OK so IT project management won't go away entirely but it ceases to be the basis of our work.

There is a term #NoProjects which gets people as wound up as #NoOps or #NoEstimates. It is equally as provocative, and useful for provoking discussion, and it is equally as false. IT project management isn't going away, though it will be transformed and -yes- curtailed.

As DevOps transforms our operating model, it will change the way we manage work. The business will plan what it wants to achieve, and then engage with IT to deliver the features of services to support the changes.

This means that the funding model will change from large lumps of project money to continuous streams of funding for standing product teams.

The project will be at the business level. IT will provide capacity not outcome, through continuous streams of work delivering at a fixed sprint velocity. (Note that the velocity may be fixed but we expect it to continually improve year-over-year)

NoProjects is an end game transformation of the whole business operating model, not an interim step (and certainly not a first step).

It doesn't actually mean that there will be no project management at all within IT: it just means that this will not be the primary mode of operation. There will still be internal IT projects where the owner is IT, and complex one-off work such as upgrading desktops.

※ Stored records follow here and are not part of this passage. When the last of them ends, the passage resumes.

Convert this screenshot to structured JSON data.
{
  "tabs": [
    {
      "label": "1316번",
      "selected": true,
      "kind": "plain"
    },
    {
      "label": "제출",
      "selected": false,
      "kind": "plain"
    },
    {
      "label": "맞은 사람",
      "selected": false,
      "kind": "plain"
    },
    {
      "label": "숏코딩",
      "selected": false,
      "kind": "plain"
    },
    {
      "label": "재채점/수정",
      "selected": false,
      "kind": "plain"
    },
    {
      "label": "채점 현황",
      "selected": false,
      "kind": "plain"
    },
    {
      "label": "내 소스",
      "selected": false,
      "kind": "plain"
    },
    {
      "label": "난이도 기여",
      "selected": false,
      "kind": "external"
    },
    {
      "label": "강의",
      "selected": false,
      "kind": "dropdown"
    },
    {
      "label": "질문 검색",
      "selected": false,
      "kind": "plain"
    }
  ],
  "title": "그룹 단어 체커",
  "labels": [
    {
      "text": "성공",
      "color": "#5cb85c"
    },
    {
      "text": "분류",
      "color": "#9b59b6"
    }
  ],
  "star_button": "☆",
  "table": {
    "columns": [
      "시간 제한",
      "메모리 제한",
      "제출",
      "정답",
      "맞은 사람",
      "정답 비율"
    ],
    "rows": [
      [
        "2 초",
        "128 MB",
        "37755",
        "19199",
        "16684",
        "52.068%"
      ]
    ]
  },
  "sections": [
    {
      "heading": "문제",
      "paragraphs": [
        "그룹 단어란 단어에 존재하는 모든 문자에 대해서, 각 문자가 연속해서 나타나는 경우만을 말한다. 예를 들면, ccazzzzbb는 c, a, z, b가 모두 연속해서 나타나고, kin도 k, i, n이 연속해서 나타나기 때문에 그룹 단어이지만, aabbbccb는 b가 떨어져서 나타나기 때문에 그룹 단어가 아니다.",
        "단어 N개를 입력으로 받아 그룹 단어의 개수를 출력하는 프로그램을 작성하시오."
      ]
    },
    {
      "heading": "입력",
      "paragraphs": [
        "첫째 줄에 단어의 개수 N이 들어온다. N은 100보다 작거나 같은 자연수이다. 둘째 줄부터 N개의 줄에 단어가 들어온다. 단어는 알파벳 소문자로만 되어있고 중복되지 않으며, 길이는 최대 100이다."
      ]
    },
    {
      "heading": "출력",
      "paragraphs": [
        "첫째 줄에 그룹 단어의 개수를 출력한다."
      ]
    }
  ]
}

Nor does it mean that project management skills will disappear entirely within the continuous streams of work.

At the operational level the flow of work still requires skills to manage the timeline, money, and people resources. What project managers won't be anymore is the product owner, solution architect, or work manager.

And there is still a place for portfolio and programme management, e.g. in Scaled Agile.

As the level of project management activity is reduced within IT, project managers will move up to more strategic levels of programme and portfolio management, or they will move sideways into the business to manage business projects.

Of course this won't happen overnight. Even for organisations already on the DevOps journey, it will take years to transform the operating model across all areas of the organisation to eliminate the thinking that IT provides project-managed outcomes to the business.